Dashboard to See Dice Stats from Roll20
Unsurprisingly, I am a member of a DnD (Pathfinder actually) group. During the pandemic we switch to playing online with a service called Roll20. We would often joke about the software using weighted dice, so I had the idea to analyze the data and see who’s the unluckiest.
Getting the Roll Data
Roll20 sort of makes it easy to see the entire history of rolls. Every roll is added to the chat log, and you can access the chat archive from a link on the front page of the campaign.
This brings you to an archive page where you can click a “Show on One Page” button to get the entire history loaded.
I created a Jupyter notebook https://github.com/axlan/roll20-chatlog-stats/blob/main/parsing_notebook.ipynb to go through the parsing process, since it speeds up trial and error by letting you easily cache the slow processing steps and iterate quickly.
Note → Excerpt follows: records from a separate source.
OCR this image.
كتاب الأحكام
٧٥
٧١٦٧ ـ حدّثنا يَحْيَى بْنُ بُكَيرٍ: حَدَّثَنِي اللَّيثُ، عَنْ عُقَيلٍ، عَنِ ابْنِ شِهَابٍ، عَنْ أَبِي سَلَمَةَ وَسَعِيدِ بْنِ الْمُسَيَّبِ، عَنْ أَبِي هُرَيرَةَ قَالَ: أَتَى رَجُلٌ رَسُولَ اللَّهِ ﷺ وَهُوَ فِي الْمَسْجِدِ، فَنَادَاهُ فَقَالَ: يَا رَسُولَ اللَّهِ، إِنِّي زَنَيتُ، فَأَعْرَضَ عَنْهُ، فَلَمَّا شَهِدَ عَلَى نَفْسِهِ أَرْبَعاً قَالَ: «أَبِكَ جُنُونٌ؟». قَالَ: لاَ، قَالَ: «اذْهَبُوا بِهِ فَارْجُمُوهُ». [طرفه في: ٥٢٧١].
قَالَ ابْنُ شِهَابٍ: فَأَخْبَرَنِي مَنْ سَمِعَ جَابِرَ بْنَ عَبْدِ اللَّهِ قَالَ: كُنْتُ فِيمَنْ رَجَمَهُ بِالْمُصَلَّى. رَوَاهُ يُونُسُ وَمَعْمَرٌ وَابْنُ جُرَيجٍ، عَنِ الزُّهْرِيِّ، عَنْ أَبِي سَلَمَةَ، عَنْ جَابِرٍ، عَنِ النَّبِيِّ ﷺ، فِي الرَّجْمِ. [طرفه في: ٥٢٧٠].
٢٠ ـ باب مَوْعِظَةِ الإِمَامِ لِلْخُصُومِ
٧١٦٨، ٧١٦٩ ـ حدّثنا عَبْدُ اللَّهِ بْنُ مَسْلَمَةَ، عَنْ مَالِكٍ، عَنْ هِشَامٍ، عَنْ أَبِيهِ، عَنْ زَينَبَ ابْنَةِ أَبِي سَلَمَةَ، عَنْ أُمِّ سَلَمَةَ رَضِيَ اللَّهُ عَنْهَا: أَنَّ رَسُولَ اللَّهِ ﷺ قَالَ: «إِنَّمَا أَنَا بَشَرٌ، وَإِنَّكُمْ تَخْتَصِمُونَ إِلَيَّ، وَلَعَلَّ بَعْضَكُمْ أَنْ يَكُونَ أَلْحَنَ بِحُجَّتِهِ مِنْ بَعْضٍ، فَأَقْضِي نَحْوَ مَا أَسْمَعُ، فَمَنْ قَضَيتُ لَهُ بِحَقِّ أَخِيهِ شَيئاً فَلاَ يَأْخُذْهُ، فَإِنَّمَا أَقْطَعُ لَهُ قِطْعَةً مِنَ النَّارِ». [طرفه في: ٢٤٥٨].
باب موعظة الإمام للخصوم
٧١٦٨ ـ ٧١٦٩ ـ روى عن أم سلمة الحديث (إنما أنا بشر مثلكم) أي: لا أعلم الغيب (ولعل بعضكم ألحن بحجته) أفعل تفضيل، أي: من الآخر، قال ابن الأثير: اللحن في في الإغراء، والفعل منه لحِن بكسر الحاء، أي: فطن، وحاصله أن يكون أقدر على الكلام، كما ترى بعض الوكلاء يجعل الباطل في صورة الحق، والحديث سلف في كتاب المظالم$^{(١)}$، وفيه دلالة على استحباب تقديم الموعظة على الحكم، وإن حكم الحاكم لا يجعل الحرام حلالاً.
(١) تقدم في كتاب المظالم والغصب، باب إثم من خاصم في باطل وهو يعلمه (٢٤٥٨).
I used BeautifulSoup to parse the HTML, and getting the basic fields was pretty straight forward.
I already knew I wanted to make a dashboard, so I decided to take some extra steps to classify the data. This would it would make it easier to create the fields for filtering and grouping the data:
- The message archive had a lot of results that weren’t rolls, so I filtered down to just the messages with rolls
- To make comparison easier, I further filtered down to just rolls of 20 sided dice
- I took all the different types of rolls (attacks, skills, spells, etc.), and simplified them down into a small set of types
- I grouped the rolls into the game sessions we played
With all this done, I stored the results as a CSV to be loaded by the dashboard.
Creating the Dashboard
Fun With the Data
Unsurprisingly, the full data set looks fairly random.
One thing I wanted to look at was how the types of rolls we made changed session to session. My hypothesis was that the more skill checks we did versus attacks (“strikes”), the more we tried to solve the challenges non-violently. The data seemed to back this up based on my memory.
While the overall data is fairly random, you can definitely see how unlucky some people can be for a single session. By sorting the data by “Average Roll” here we can see that Milos had a fairly rough night.